Dans les années 1830, Rodolphe Töpffer organise des excursions pédestres de plusieurs jours avec les pensionnaires de son institution privée d’éducation à Genève. Töpffer raconte ces sorties extrascolaires dans des livres dont Premiers voyages en zigzag, ou, Excursions d'un pensionnat en vacances dans les cantons suisses et sur le revers italien des Alpes (1844).

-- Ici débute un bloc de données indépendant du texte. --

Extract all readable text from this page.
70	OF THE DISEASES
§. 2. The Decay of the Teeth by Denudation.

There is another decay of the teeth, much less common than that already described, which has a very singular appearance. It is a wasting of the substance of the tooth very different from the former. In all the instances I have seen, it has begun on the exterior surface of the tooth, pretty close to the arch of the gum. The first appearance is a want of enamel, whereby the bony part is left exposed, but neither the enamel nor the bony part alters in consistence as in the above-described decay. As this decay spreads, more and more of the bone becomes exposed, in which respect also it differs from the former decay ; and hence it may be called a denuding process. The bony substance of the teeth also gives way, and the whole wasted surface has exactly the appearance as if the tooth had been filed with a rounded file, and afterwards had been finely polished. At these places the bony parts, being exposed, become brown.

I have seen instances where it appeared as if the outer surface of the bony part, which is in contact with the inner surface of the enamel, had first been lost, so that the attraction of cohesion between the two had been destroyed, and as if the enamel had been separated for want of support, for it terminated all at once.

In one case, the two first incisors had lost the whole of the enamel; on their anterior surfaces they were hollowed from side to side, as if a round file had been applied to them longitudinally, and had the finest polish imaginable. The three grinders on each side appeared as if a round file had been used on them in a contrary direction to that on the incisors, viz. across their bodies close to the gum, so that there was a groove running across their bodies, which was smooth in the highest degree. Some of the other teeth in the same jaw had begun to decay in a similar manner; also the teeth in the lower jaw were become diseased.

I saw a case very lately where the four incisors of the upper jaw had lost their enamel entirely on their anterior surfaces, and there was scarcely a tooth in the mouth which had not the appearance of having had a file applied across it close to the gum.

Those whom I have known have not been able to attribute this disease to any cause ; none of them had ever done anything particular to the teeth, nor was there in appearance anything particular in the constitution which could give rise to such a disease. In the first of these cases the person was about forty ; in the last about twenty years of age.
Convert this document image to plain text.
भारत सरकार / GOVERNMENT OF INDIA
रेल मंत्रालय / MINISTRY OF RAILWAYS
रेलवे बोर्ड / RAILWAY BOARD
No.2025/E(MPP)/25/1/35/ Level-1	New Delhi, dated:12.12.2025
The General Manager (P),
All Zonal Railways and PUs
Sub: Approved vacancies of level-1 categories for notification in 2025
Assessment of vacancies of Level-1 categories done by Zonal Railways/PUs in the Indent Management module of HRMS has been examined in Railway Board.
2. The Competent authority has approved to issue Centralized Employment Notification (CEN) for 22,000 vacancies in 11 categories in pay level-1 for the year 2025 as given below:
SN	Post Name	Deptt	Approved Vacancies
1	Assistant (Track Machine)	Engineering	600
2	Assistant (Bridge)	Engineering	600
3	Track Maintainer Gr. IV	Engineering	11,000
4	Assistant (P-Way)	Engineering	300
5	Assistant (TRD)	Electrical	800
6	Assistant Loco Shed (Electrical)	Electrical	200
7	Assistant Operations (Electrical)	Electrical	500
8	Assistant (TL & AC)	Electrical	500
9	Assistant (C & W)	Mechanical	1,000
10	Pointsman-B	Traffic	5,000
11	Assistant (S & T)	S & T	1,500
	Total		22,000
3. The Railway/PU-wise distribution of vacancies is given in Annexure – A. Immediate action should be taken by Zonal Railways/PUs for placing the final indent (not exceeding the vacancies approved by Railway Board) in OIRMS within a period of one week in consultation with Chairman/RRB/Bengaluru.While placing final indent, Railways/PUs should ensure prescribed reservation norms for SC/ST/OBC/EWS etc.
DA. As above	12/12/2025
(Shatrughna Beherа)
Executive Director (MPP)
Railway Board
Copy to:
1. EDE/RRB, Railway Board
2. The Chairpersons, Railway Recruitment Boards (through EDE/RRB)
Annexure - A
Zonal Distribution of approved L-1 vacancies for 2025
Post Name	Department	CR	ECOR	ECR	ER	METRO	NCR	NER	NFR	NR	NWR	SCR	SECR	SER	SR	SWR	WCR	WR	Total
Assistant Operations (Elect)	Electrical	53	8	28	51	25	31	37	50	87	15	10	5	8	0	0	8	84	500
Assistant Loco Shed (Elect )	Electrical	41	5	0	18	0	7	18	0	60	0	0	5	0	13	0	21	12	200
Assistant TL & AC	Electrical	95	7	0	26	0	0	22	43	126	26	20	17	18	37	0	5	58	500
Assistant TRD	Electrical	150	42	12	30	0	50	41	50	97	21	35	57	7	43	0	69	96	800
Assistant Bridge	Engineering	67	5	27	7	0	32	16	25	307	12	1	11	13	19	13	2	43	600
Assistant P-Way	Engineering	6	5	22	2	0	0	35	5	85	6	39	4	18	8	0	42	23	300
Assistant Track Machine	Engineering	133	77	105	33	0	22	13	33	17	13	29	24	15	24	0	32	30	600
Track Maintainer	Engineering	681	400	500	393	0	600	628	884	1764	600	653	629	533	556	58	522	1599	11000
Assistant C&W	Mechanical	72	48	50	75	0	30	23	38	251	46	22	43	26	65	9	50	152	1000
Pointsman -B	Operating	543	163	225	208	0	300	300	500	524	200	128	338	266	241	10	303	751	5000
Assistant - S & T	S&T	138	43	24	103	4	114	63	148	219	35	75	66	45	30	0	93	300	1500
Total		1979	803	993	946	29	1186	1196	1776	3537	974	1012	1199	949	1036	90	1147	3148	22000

L’ouvrage connaît un vif succès à travers l’Europe. Ernest Cézanne, président du Club Alpin Français (CAF), juge alors qu’il est urgent :
« D’arracher les jeunes gens à l’énervante oisiveté des villes et d’organiser, pendant les vacances, les caravanes scolaires depuis longtemps pratiquées en Suisse et en Allemagne, dont Töpffer a si spirituellement illustré les joyeuses péripéties et qui laissent dans la mémoire de ceux qui y ont pris part un souvenir ineffaçable. » (Annuaire de CAF, 1874, 31).
Dans l’introduction de La première caravane d’Arcueil, Récit du voyage de la Caravane Scolaire de l’Ecole Albert-le-Grand pendant les vacances de l’année 1878 (Paris et Lyon, librairie Victor Lecoffre, 1879), MM. Eug. Ebel et G. Muleur écrivent :
« Il y a longtemps qu’en Angleterre, en Allemagne et en Suisse, on considère les voyages comme le complément nécessaire de toute éducation sérieuse. (…) Rien n’est meilleur pour le jeune homme que de voyager ainsi ; il fuit les amusements frivoles et énervants des grandes villes ; il fortifie son corps, enrichit son intelligence, élève son âme au milieu des émotions fortes et salutaires que fait naître la vue des montagnes. »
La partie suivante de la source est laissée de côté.